COMISSÃO DA CÂMARA APROVA PROPOSTA QUE ACABA COM A ESCALA 6×1

Em votação simbólica, a Comissão de Constituição e Justiça da Câmara dos Deputados aprovou um parecer favorável a Proposta de Emenda à Constituição (PEC) que acaba com a escala de trabalho 6×1.

Com o aval da CCJ, dado nesta quarta-feira (22), a proposta seguirá para uma comissão especial. O relatório do deputado Paulo Azi (União Brasil-BA) foi aprovado de forma simbólica, ou seja, sem o registro nominal dos votos dos parlamentares.

No relatório, o relator considerou, em um único texto, duas propostas apresentadas por parlamentares de esquerda. Uma delas, da deputada Erika Hilton (PSOL-SP), prevê a adoção da semana de quatro dias de trabalho, com prazo de 360 dias para implementação. A outra, de autoria do deputado Reginaldo Lopes (PT-MG), propõe a redução da carga semanal para 36 horas, com período de transição de dez anos.

A análise feita pela CCJ se restringe à admissibilidade da matéria, ou seja, à compatibilidade com a Constituição. Segundo Paulo Azi, os requisitos formais foram atendidos, o que permite a continuidade da tramitação. A discussão de mérito ficará a cargo da comissão especial, que deve ser instalada ainda nesta quarta-feira pelo presidente da Câmara, Hugo Motta (Republicanos-PB). O nome do relator ainda não foi definido.

O tema em debate nas propostas difere do projeto apresentado pelo governo Lula, que prevê a redução da jornada máxima para 40 horas semanais e a adoção de cinco dias de trabalho, com dois de descanso remunerado. Hoje, o limite constitucional é de 44 horas semanais.
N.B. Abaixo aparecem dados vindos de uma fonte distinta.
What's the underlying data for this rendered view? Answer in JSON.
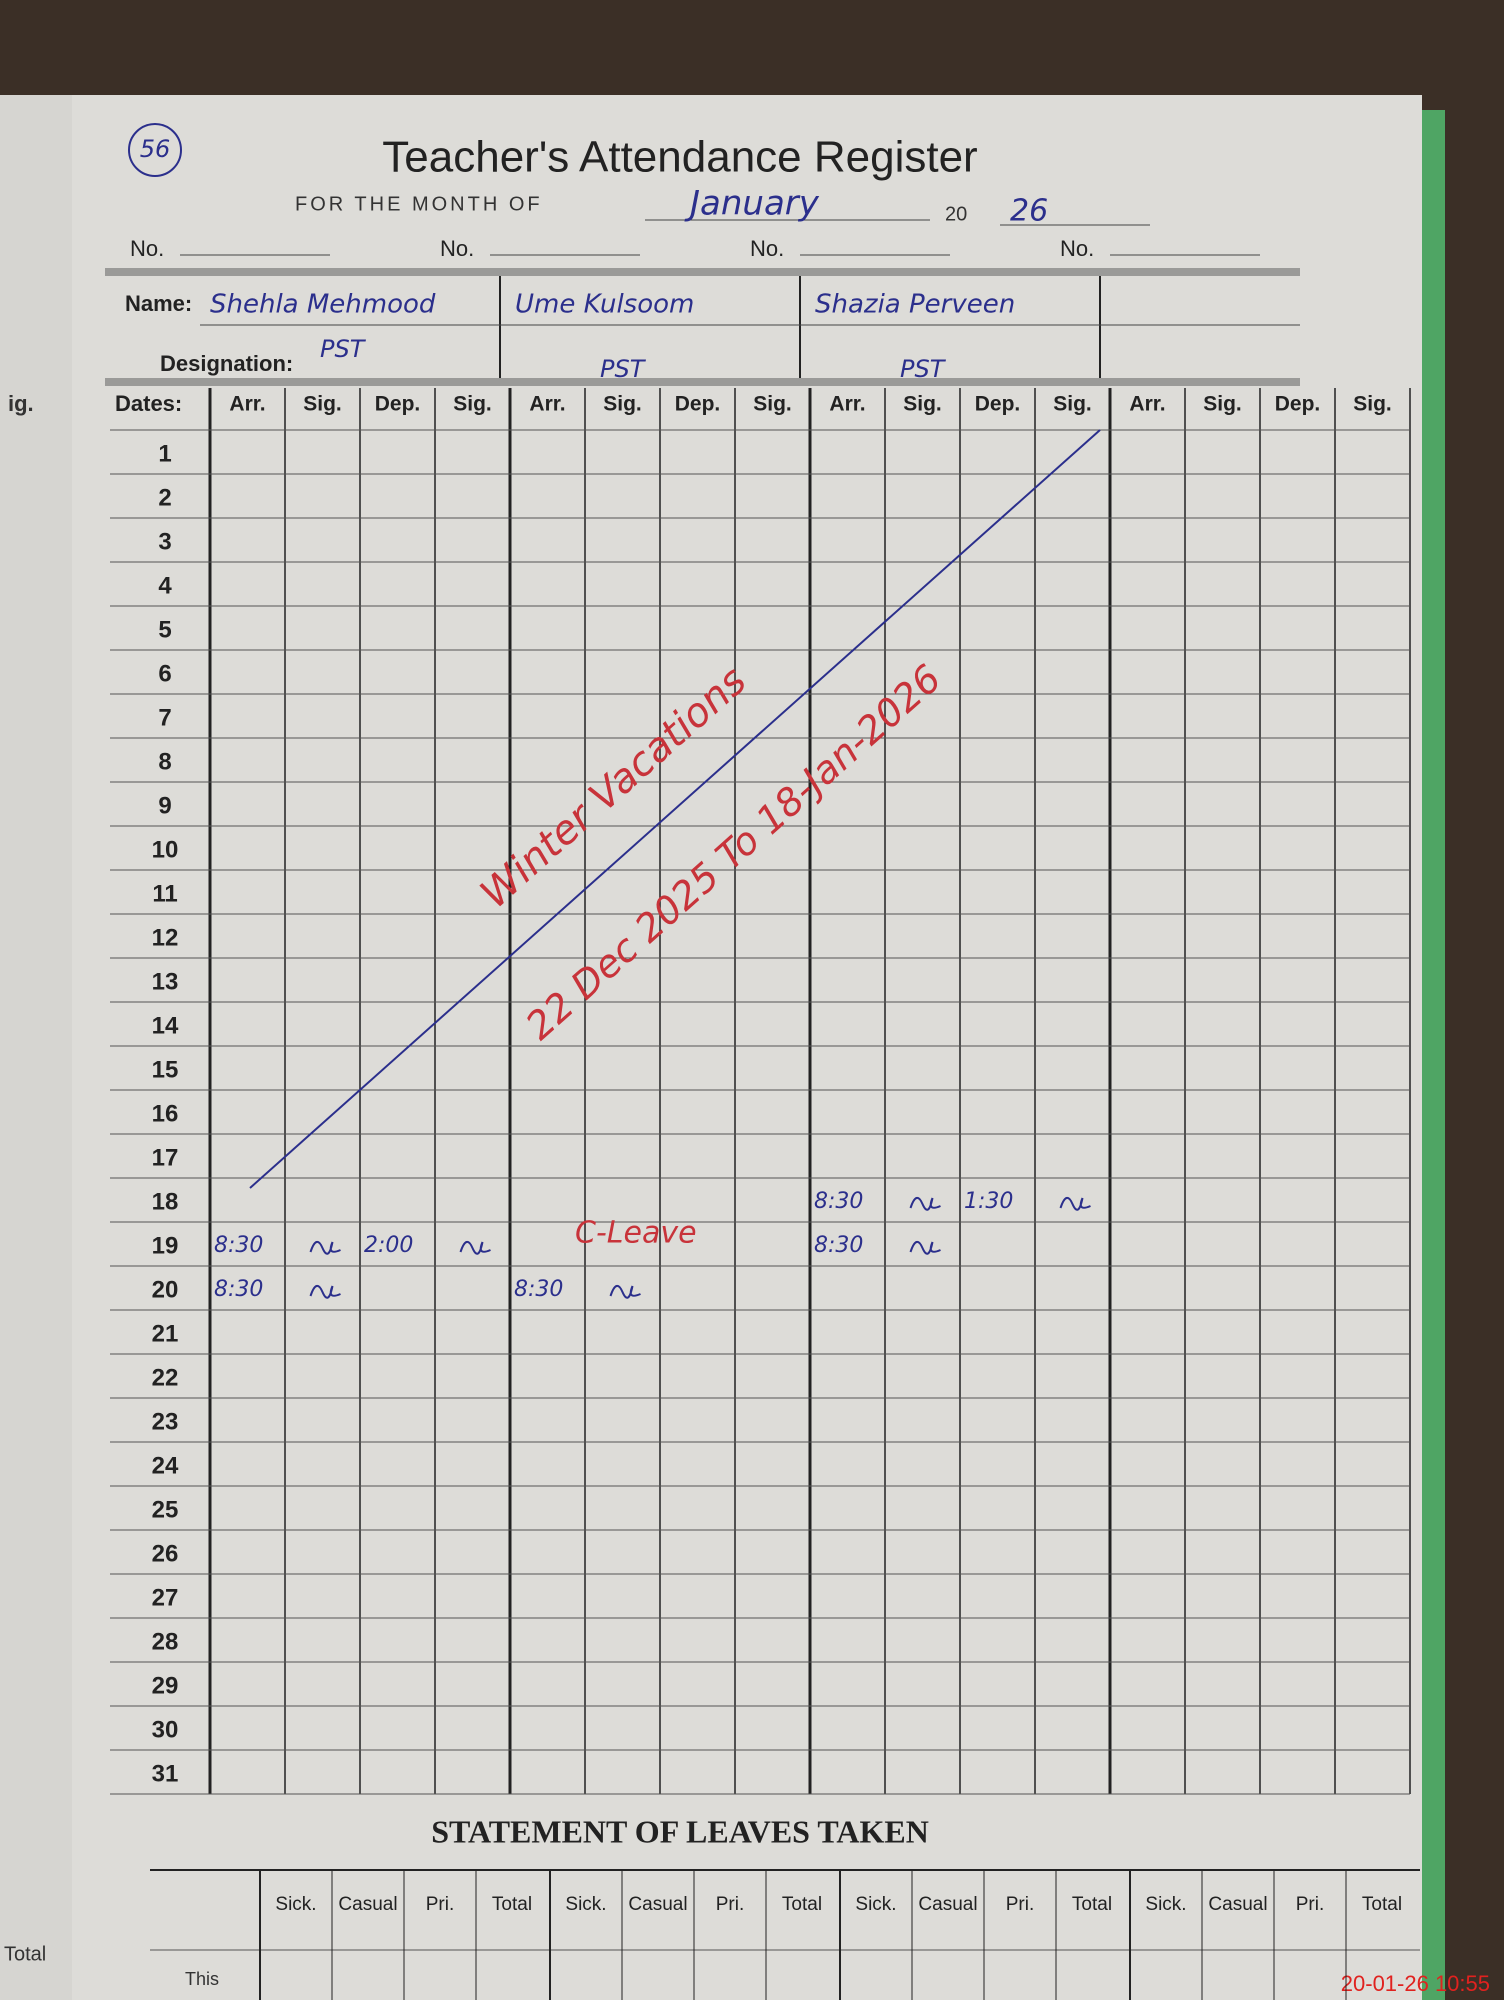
{
  "header": {
    "page_number": "56",
    "title": "Teacher's Attendance Register",
    "month_label": "FOR THE MONTH OF",
    "month": "January",
    "year_prefix": "20",
    "year": "26",
    "number_label": "No."
  },
  "labels": {
    "name": "Name:",
    "designation": "Designation:",
    "dates": "Dates:"
  },
  "column_headers": [
    "Arr.",
    "Sig.",
    "Dep.",
    "Sig."
  ],
  "teachers": [
    {
      "name": "Shehla Mehmood",
      "designation": "PST",
      "attendance": {
        "19": {
          "arr": "8:30",
          "dep": "2:00"
        },
        "20": {
          "arr": "8:30"
        }
      }
    },
    {
      "name": "Ume Kulsoom",
      "designation": "PST",
      "attendance": {
        "19": {
          "note": "C-Leave"
        },
        "20": {
          "arr": "8:30"
        }
      }
    },
    {
      "name": "Shazia Perveen",
      "designation": "PST",
      "attendance": {
        "18": {
          "arr": "8:30",
          "dep": "1:30"
        },
        "19": {
          "arr": "8:30"
        }
      }
    }
  ],
  "dates": [
    1,
    2,
    3,
    4,
    5,
    6,
    7,
    8,
    9,
    10,
    11,
    12,
    13,
    14,
    15,
    16,
    17,
    18,
    19,
    20,
    21,
    22,
    23,
    24,
    25,
    26,
    27,
    28,
    29,
    30,
    31
  ],
  "annotation": {
    "title": "Winter Vacations",
    "period": "22 Dec 2025 To 18-Jan-2026"
  },
  "statement": {
    "title": "STATEMENT OF LEAVES TAKEN",
    "headers": [
      "Sick.",
      "Casual",
      "Pri.",
      "Total"
    ],
    "row_label": "This"
  },
  "left_page": {
    "labels": [
      "ig.",
      "Total"
    ]
  },
  "timestamp": "20-01-26 10:55"
}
Apesar de não tratar do conteúdo das propostas, o relator incluiu recomendações no parecer. Entre elas, a adoção de uma regra de transição gradual, com cronogramas diferenciados para adaptação do setor produtivo. Ele cita experiências internacionais, como as de Chile, Colômbia e México, onde mudanças semelhantes foram implementadas de forma escalonada.

Paulo Azi também alerta para possíveis impactos econômicos mais amplos, incluindo efeitos sobre o financiamento da Seguridade Social. Como forma de mitigar riscos, sugere a discussão de medidas compensatórias, como a redução de tributos, especialmente sobre a folha de pagamentos, para empresas afetadas pela mudança.

Levantamento da Confederação Nacional da Indústria (CNI) aponta que a redução da jornada de 44 para 40 horas pode elevar os custos com trabalhadores formais entre R$ 178,2 bilhões e R$ 267,2 bilhões por ano, o que representaria aumento de até 7% na folha de pagamentos.